Jamais vu un seul The Grudge de ma vie, et il fallait que je tombe sur le deuxième reboot américain; un peu comme si j'avais découvert la franchise The Ring avec Rings, catastrophe de 2017 sans grand chose à en sauver à laquelle cette nouvelle version 2020 faisait irrémédiablement penser. C'est bien heureusement au dessus de ce qu'avait pu nous offrir F. Javier Gutiérrez, autant au niveau de la réalisation que de sa photographie.
Tout comme le reboot américain de l'autre grande figure fantôme nippone, The Grudge tente de dépoussiérer le mythe en modifiant la structure de son intrigue : si l'on n'échappe pas aux inévitables phrases d'accroche sur fond de pré-générique glauque (où les mots mort et malédiction seront bien surlignés en rouge), le reste tentera de faire du neuf avec la plume de son réalisateur auteur, Nicolas Pesce, figure peu connue venue du cinéma d'horreur indépendant.
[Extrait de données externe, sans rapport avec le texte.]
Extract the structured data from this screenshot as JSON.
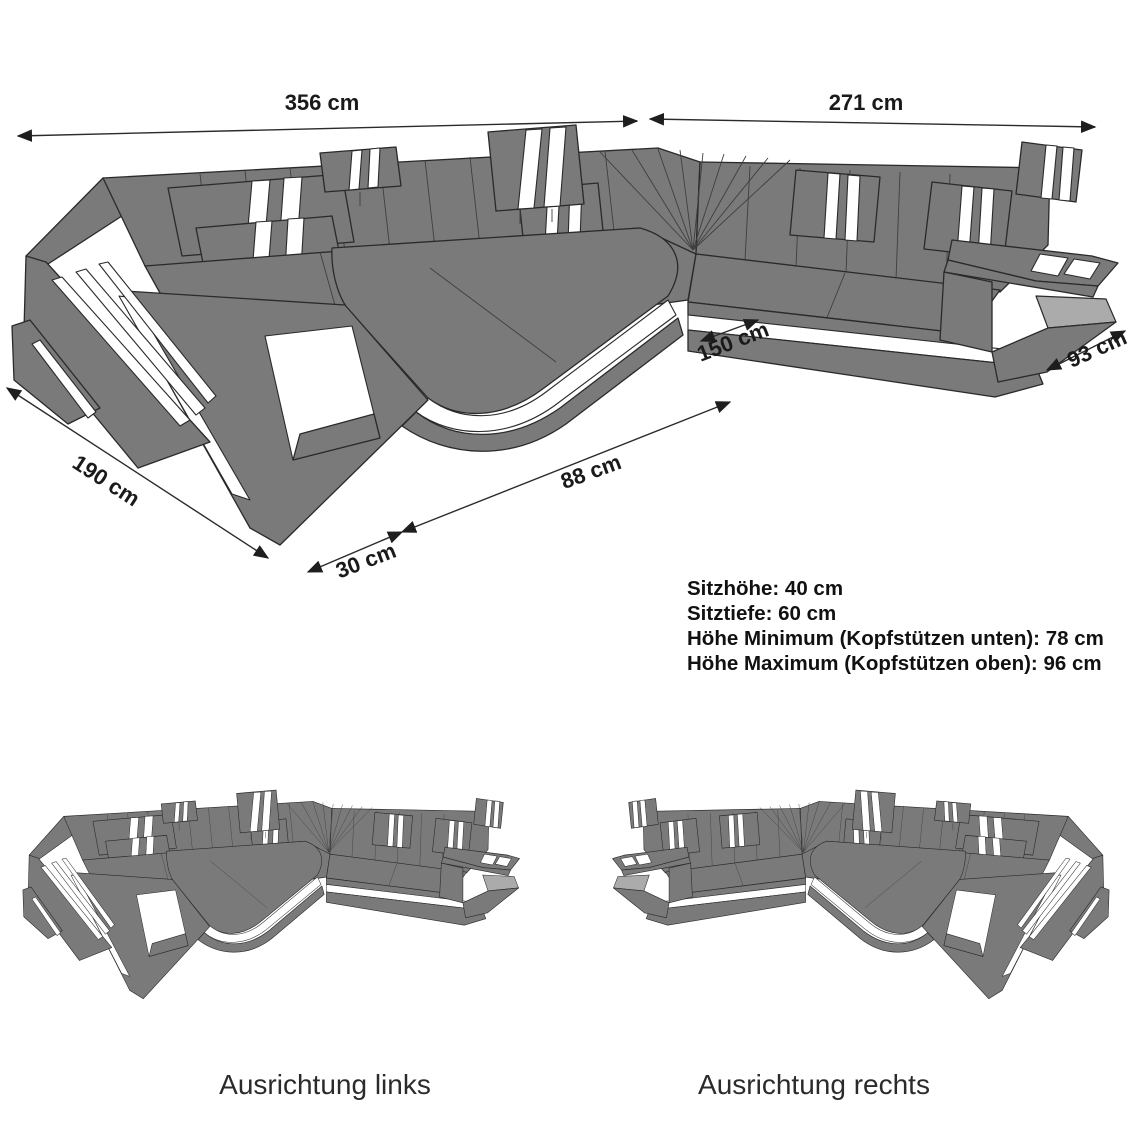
{
  "diagram_title": "Sectional sofa dimensions diagram",
  "dimensions": {
    "back_width_left": "356 cm",
    "back_width_right": "271 cm",
    "depth_left_side": "190 cm",
    "chaise_inner_width": "150 cm",
    "armrest_width": "30 cm",
    "chaise_front_length": "88 cm",
    "right_end_depth": "93 cm"
  },
  "specs": [
    "Sitzhöhe: 40 cm",
    "Sitztiefe: 60 cm",
    "Höhe Minimum (Kopfstützen unten): 78 cm",
    "Höhe Maximum (Kopfstützen oben): 96 cm"
  ],
  "variants": {
    "left": "Ausrichtung links",
    "right": "Ausrichtung rechts"
  },
  "colors": {
    "sofa_grey": "#7a7a7a",
    "outline": "#2a2a2a",
    "accent_white": "#ffffff",
    "shelf_grey": "#ababab",
    "text": "#1a1a1a",
    "bg": "#ffffff"
  }
}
L'idée de mêler les époques et les personnages dans une seule enquête était excellente : mais comme avec le Seules les bêtes de l'année dernière, l'entreprise, tout aussi engageante qu'elle soit, se perd très rapidement dans ses idées et plonge son intrigue dans un gloubi boulga d'idées pourtant intéressantes, si elles n'avaient pas été si mal agencées entre elles.
Il profitera d'ailleurs de ses cinq dernières minutes aux CGI affreuses (passons, c'est naturel avec un budget assez faible) pour régler le cas de la première famille entraperçue dans ce massacre géant, montrant finalement les origines du personnage de Melinda, et nous faisant comprendre à son dernier plan qu'on aura finalement rarement vu le fantôme attendu, cette fille vengeresse aux cheveux noirs et sales qu'on attendait de pied ferme; Melinda, version américanisée et fade du personnage, tiendra lieu de gosse flippant repompant largement les poncifs d'enfants flippants de films américains sortis post-Shining.
S'il est plutôt gênant de ne pas bien voir le personnage attendu, ses quelques apparitions discrètes marqueront un grand coup, notamment son ultime apparition, maligne et bien mise en scène, témoin du savoir-faire horrifique de son réalisateur. Un nouveau venu qui n'hésitera pas à jouer sur la symétrie de l'intérieur de la maison et une alternance suggestion/gros plans pour créer au départ un suspens qui se changera rapidement en frissons.
Un réalisateur talentueux à la photographie réussie (encore que certaines scènes de nuit manquent de lisibilité) dont le travail, très honorable, se voit rapidement gâché par la trop grande présence d'effets horrifiques attendus, des jumspcares vulgaires aux gros plans soudains révélant toute l'horreur et le gore de visages pour le coup bien maquillés. Autant agression pour les yeux que pour les oreilles, ces moments de sursauts n'atteignent pas en terme d'émotions la violence de quelques images très réussies, du cadavre dans la voiture au couple massacré en fin de film.
Il y a d'ailleurs, dans cette jonction des destins absolument impitoyable, un genre d'ironie terrifiante : l'écriture présentant très mal l'achèvement de toutes ces vies irrémédiablement liées entre elles, la mise en scène du réalisateur remplacera ce que la narration ne peut transmettre, donnant à un climax dans la maison maladroit mais esthétique et marquant, qu'une écriture raisonnable et de bons acteurs (tous sont abominables, particulièrement la femme enceinte, hilarante quand elle dit aimer son mari et son gosse) auraient bien aidé.
Coupé du soutien sur la forme, Pesce s'est lui-même handicapé en terme d'intrigue (il est l'unique scénariste du film) en multipliant l'ensemble des pires clichés de caractérisation de personnages : l'héroïne, Détective Muldoone, grande âme protégeant l'humanité, a perdu son mari d'un cancer et doit gérer seul son fils qu'elle aime plus que tout; le héros, flic torturé au grand coeur dénommé Détective Goodman (tout de même), est une personnage solitaire et maudite qui fume comme un pompier, ironisant sur ce cancer qu'il pense ne jamais rencontrer, et boit son whisky comme un homme, un vrai.
Tous les personnages présentés ayant une vie globalement pourrie, on s'amusera de compter les différents clichés, présentés ici comme cache-misère d'une rédaction incapable de présenter des personnages un tant soit peu humains, fragiles, normaux. Ils sont tous le reflet d'un caractère particulier utilisés par la plupart des films d'exploitation sans imagination, registre auquel The Grudge 2020 fait partie intégrante.
D'un autre côté, ce reboot donnera un peu de lisibilité à Nicolas Pesce, qu'elle soit bonne ou mauvaise. Espérons qu'il reviendra à la charge avec un film personnel, loin des carcans d'Hollywood et de ses sentiers battus.